Washington, D.C. Archbishop Wilton Gregory said he would not deny pro-abortion President-elect Joe Biden communion at Mass.
Gregory said in a November 24th interview with America Magazine that he hopes to collaborate with the president-elect while pointing out where Biden policy contradicts with Catholic teaching.
“The kind of relationship that I hope we will have is a conversational relationship where we can discover areas where we can cooperate that reflect the social teachings of the church, knowing full well that there are some areas where we won’t agree,” Gregory told America Magazine.
“They are areas where the church’s position is very clear,” he added, noting Biden’s public support for abortion.
Gregory does not plan to deny Biden communion, according to the publication. The archbishop noted that Biden went to Mass and received Communion while he served as former President Barack Obama’s vice president.

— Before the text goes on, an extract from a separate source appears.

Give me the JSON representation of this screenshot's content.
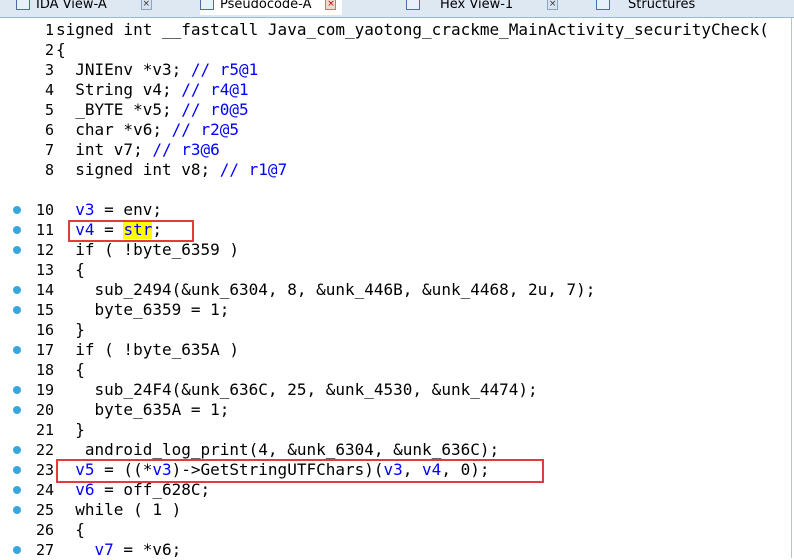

“I’m not going to veer from that,” he said. (RELATED: Catholic Bishops Announce Taskforce To Address Biden Policies That Contradict Church Teaching)
The United States Conference of Catholic Bishops announced last week that it will form a task force to address Biden policy that contradicts Church teaching since Biden, who will be the first Catholic president since John F. Kennedy, supports policies explicitly opposed to Catholic teaching such as abortion.
Biden has also promised that as president, he will reinstate Obama-era policies which required the Little Sisters of the Poor to give employees access to birth control, though this violates the Catholic beliefs of the sisters, and despite the fact that the Supreme Court ruled July 8 that the Catholic nuns are exempt from Obama’s contraceptive mandate.
The former vice president also advocates for same-sex marriage, though the Catholic Church teaches that marriage should be between a man and a woman.
Gregory told America Magazine that “informed Catholics” know Catholic teaching on the sacredness of human life, from conception until natural death, and thus he does not believe that Catholics will be confused to see the church cooperating with the Biden administration.
“It’s not a matter of confusion,” he said. “On my part, it’s a matter of the responsibility that I have as the archbishop to be engaged and to be in dialogue with him, even in those areas where we obviously have some differences.”